The collection includes five editions of the Fasciculus Medicinae printed between the years of 1495 and 1522. The Fasciculus medicinae—literally, the “little bundle of medicine”—is a small group of independently-authored medical treatises and illustrations first printed in 1491. Remarkable as one of the earliest illustrated medical books to be printed, the Fasciculus was reprinted in dozens of different editions and translated into the major European vernacular languages into the 1520s. The Fasciculus also serves as an important witness to a dynamic period of change, reflecting both medieval medical ideas and new advances spurred by the humanistic surge associated with the Renaissance. This is perhaps best illustrated by the inclusion of the first printed scene of human dissection, an indication of the growing importance of empirical investigations of the interior. The images attached to the Fasciculus are a blend of diagrams copied from medieval manuscripts alongside newer, narrative-based scenes demonstrating the modern taste for classical styles in figures and interiors.

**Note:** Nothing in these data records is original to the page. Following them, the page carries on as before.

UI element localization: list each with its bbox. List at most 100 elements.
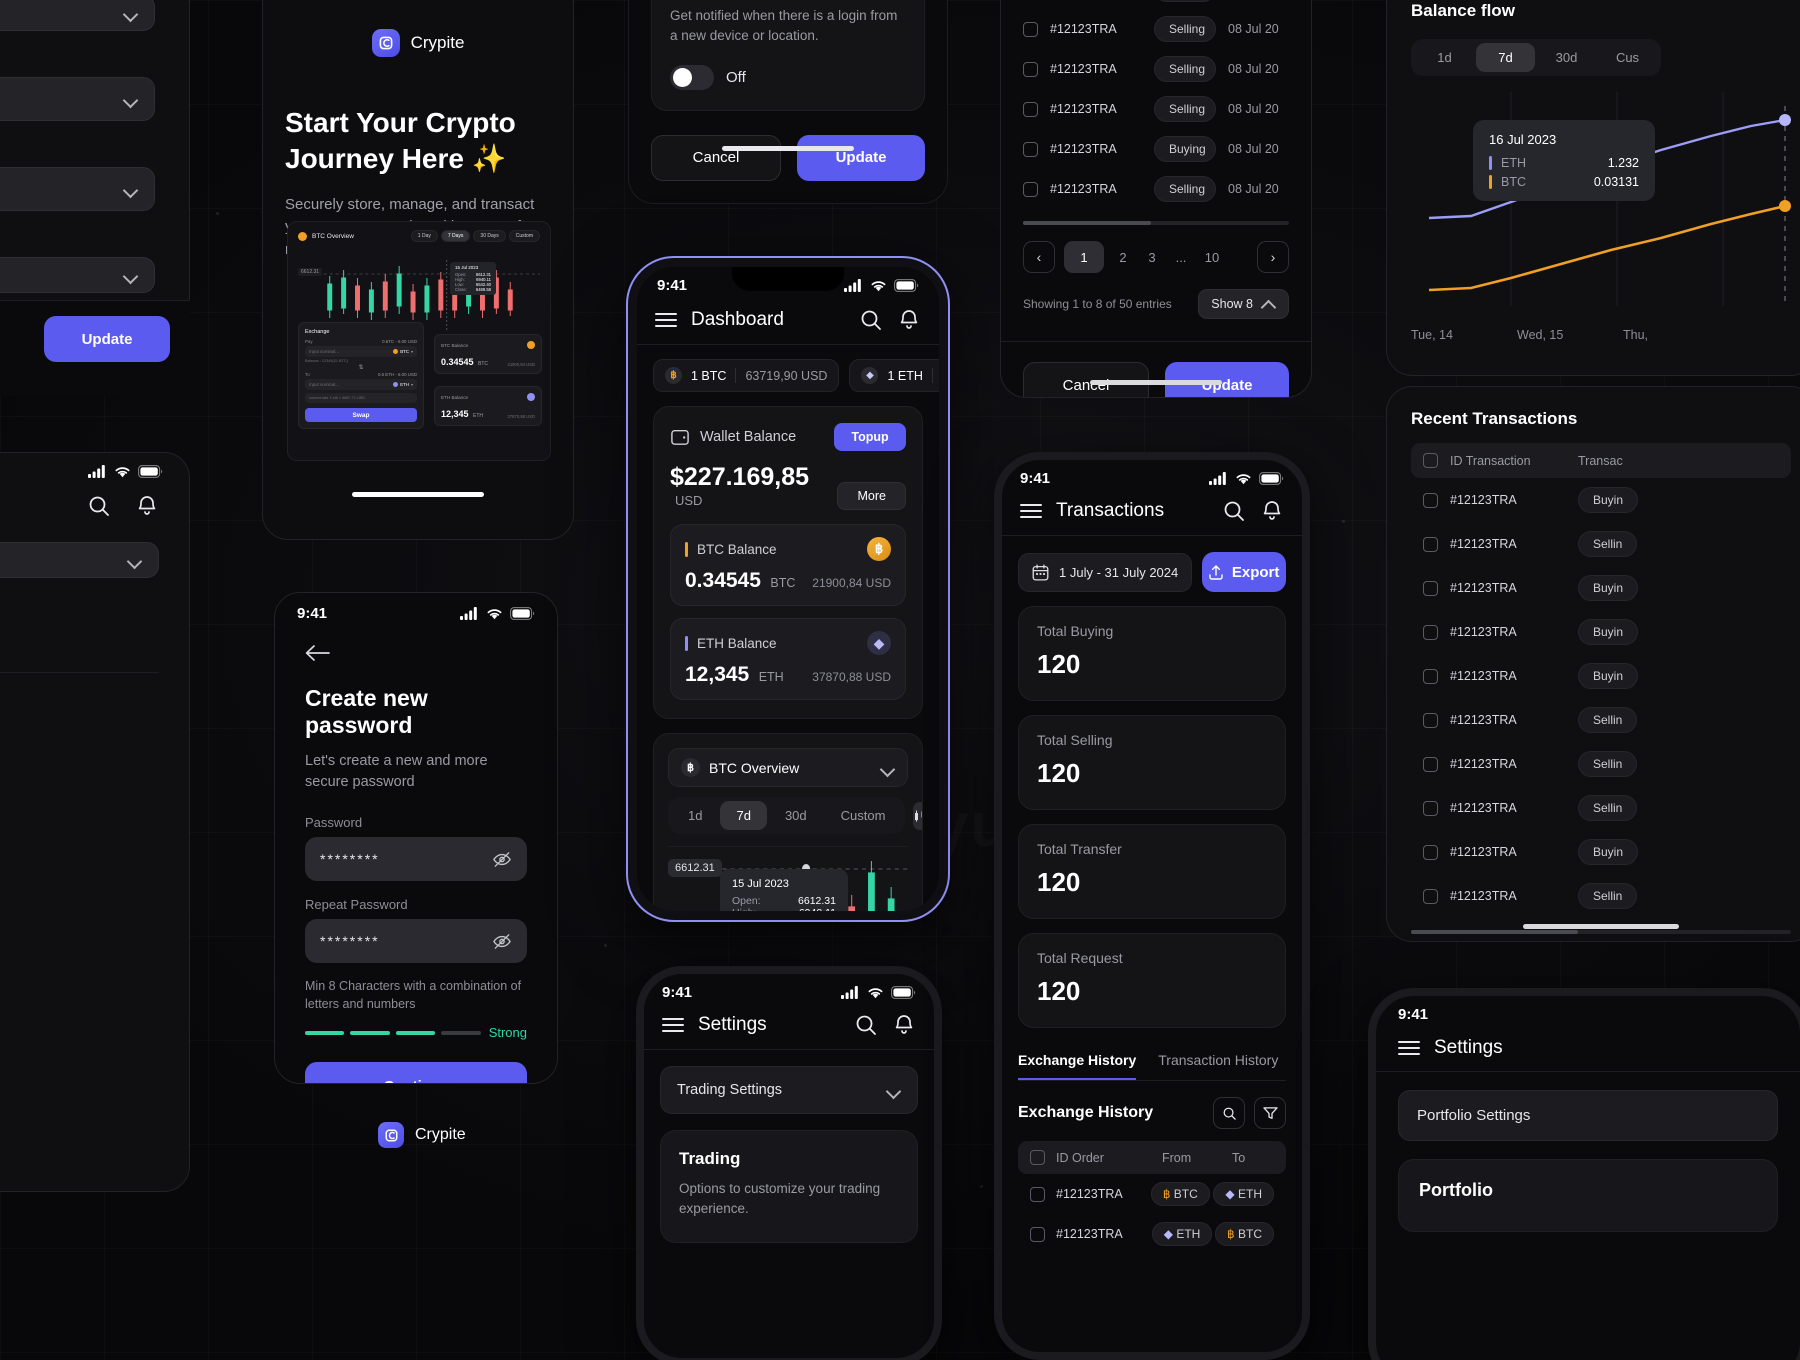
bell-icon[interactable] xyxy=(135,494,159,518)
prefs-update-button[interactable]: Update xyxy=(44,316,170,362)
password-input[interactable]: ******** xyxy=(305,837,527,882)
range-custom[interactable]: Custom xyxy=(825,801,902,830)
chart-range-segmented[interactable]: 1d 7d 30d Custom xyxy=(668,797,906,834)
search-icon[interactable] xyxy=(87,494,111,518)
row-checkbox[interactable] xyxy=(1023,181,1038,197)
table-row[interactable]: #12123TRA Buying 08 Jul 20 xyxy=(1023,0,1289,9)
recent-scrollbar[interactable] xyxy=(1411,930,1791,934)
eye-off-icon[interactable] xyxy=(492,933,512,950)
row-checkbox[interactable] xyxy=(1423,536,1438,552)
bf-range-1d[interactable]: 1d xyxy=(1415,43,1474,72)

The eleventh edition of the Fasciculus, printed by Gregorio de Gregorii and featuring Latin Gothic type. The size of the printed page is much larger than in all other editions apart from 1491; as a consequence, the plates are less clipped by the binder (though the blocks themselves are abbreviated). Our copy lacks the frontispiece plate and the urinoscopic consultation plate.
The sixth edition of the Fasciculus, and the fifth printed in Venice, also by the brothers Gregorii in Latin. The edition uses the same blocks as the 1495 edition, with some minor modifications of the plates. The edition adds a new treatise by Rhazes on children’s diseases. This is the only edition of our five with colored plates, and is bound with Savonarola's Practica medicinae.
This is the fourth edition of the Fasciculus and the third printed in Venice (after 1491 and 1493 editions both also by the Brothers Gregorii). It was printed in Latin and reset in Gothic type. In this edition, the page is shorter by four lines, resulting in plates that are too large and in many cases, clipped by the binder. This is the earliest edition with a real title page. Our copy lacks the urinoscopic consultation plate and the plate showing the circle of urine glasses.
The ninth edition of the Fasciculus, printed in Italian in Milan (all other editions featured here are Venetian). The edition was printed by Giovanni de Castellione at the expense of Giovanni de Legnano and his brothers. While both plates and texts are taken from the Venice, 1493 edition, the plates have been reversed and introduce a number of variations. The plate with the circle of urine glasses is colored to correspond to their textual descriptions.